From the early 1870s on, Boltzmann was a scientific superstar and very much in demand. To get Boltzmann to accept a professorship of theoretical physics at the University of Vienna in 1894, the Austrian minister of culture had to offer him the highest salary then paid to any Austrian university professor. Boltzmann had already been a professor at the university of Vienna twice before, once from 1867–1869 as an assistant professor, and a second time from 1873–1876 as a professor of mathematics. Nonetheless, in 1900 he left for a third time.
The constant k in Boltzmann’s equation for entropy (S = k ln W) is called Boltzmann’s constant, but it was Planck who actually introduced it.

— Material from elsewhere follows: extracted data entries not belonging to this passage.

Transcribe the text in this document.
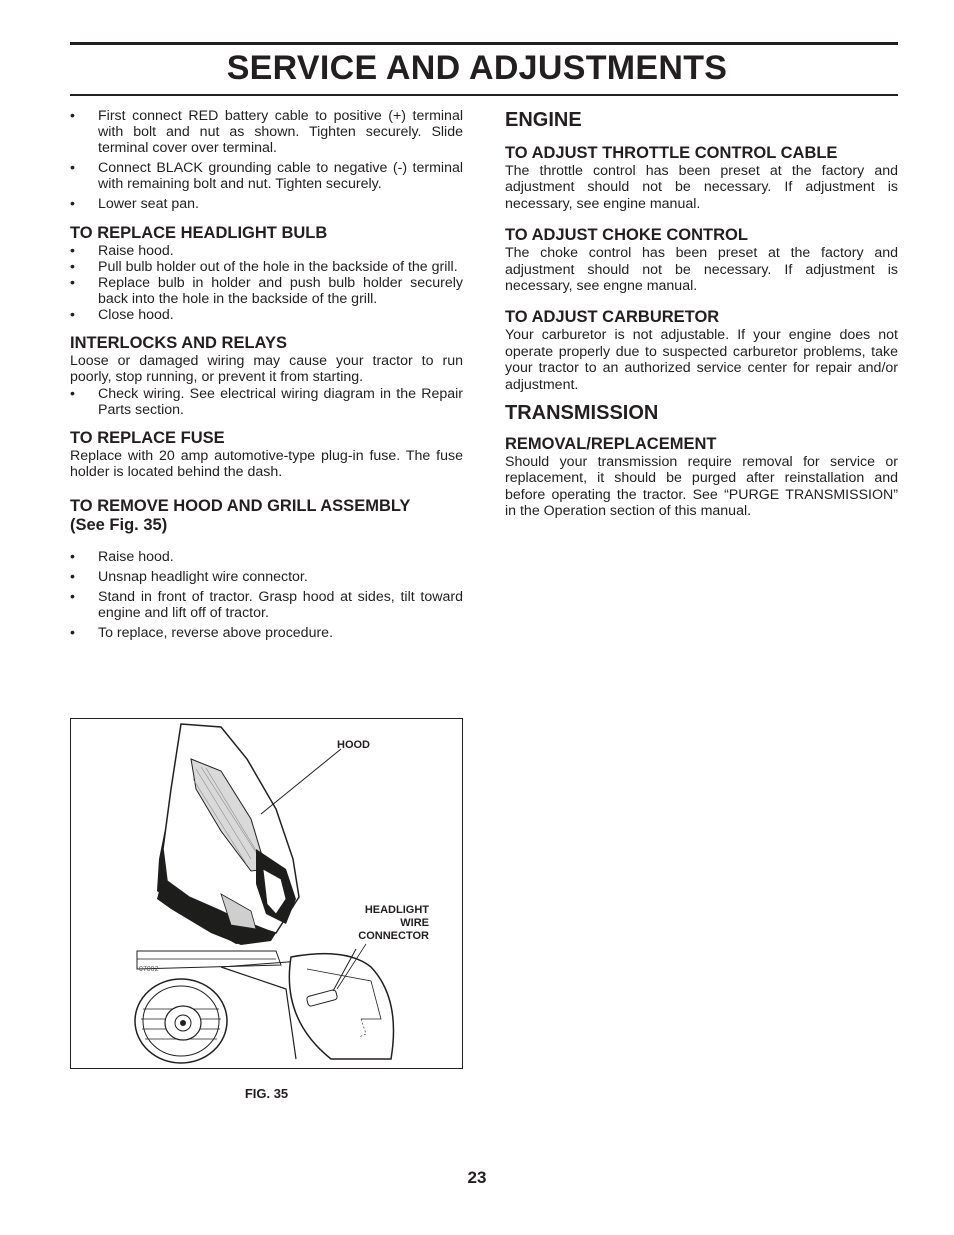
SERVICE AND ADJUSTMENTS
• First connect RED battery cable to positive (+) terminal with bolt and nut as shown. Tighten securely. Slide terminal cover over terminal.
• Connect BLACK grounding cable to negative (-) terminal with remaining bolt and nut. Tighten securely.
• Lower seat pan.
TO REPLACE HEADLIGHT BULB
• Raise hood.
• Pull bulb holder out of the hole in the backside of the grill.
• Replace bulb in holder and push bulb holder securely back into the hole in the backside of the grill.
• Close hood.
INTERLOCKS AND RELAYS

Loose or damaged wiring may cause your tractor to run poorly, stop running, or prevent it from starting.

• Check wiring. See electrical wiring diagram in the Repair Parts section.
TO REPLACE FUSE

Replace with 20 amp automotive-type plug-in fuse. The fuse holder is located behind the dash.

TO REMOVE HOOD AND GRILL ASSEMBLY
(See Fig. 35)
• Raise hood.
• Unsnap headlight wire connector.
• Stand in front of tractor. Grasp hood at sides, tilt toward engine and lift off of tractor.
• To replace, reverse above procedure.
ENGINE
TO ADJUST THROTTLE CONTROL CABLE

The throttle control has been preset at the factory and adjustment should not be necessary. If adjustment is necessary, see engine manual.

TO ADJUST CHOKE CONTROL

The choke control has been preset at the factory and adjustment should not be necessary. If adjustment is necessary, see engne manual.

TO ADJUST CARBURETOR

Your carburetor is not adjustable. If your engine does not operate properly due to suspected carburetor problems, take your tractor to an authorized service center for repair and/or adjustment.

TRANSMISSION
REMOVAL/REPLACEMENT

Should your transmission require removal for service or replacement, it should be purged after reinstallation and before operating the tractor. See “PURGE TRANSMISSION” in the Operation section of this manual.

HOOD
HEADLIGHT
WIRE
CONNECTOR
07002
FIG. 35
23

Our understanding of the connection between entropy and the microscopic world of atoms is mostly due to the work of James Clerk Maxwell and Ludwig Boltzmann.
Being able to read Maxwell’s work on electromagnetic theory motivated Boltzmann to learn English.
A long time proponent of atoms, Boltzmann died unaware of Einstein’s landmark 1905 paper, which proved their existence.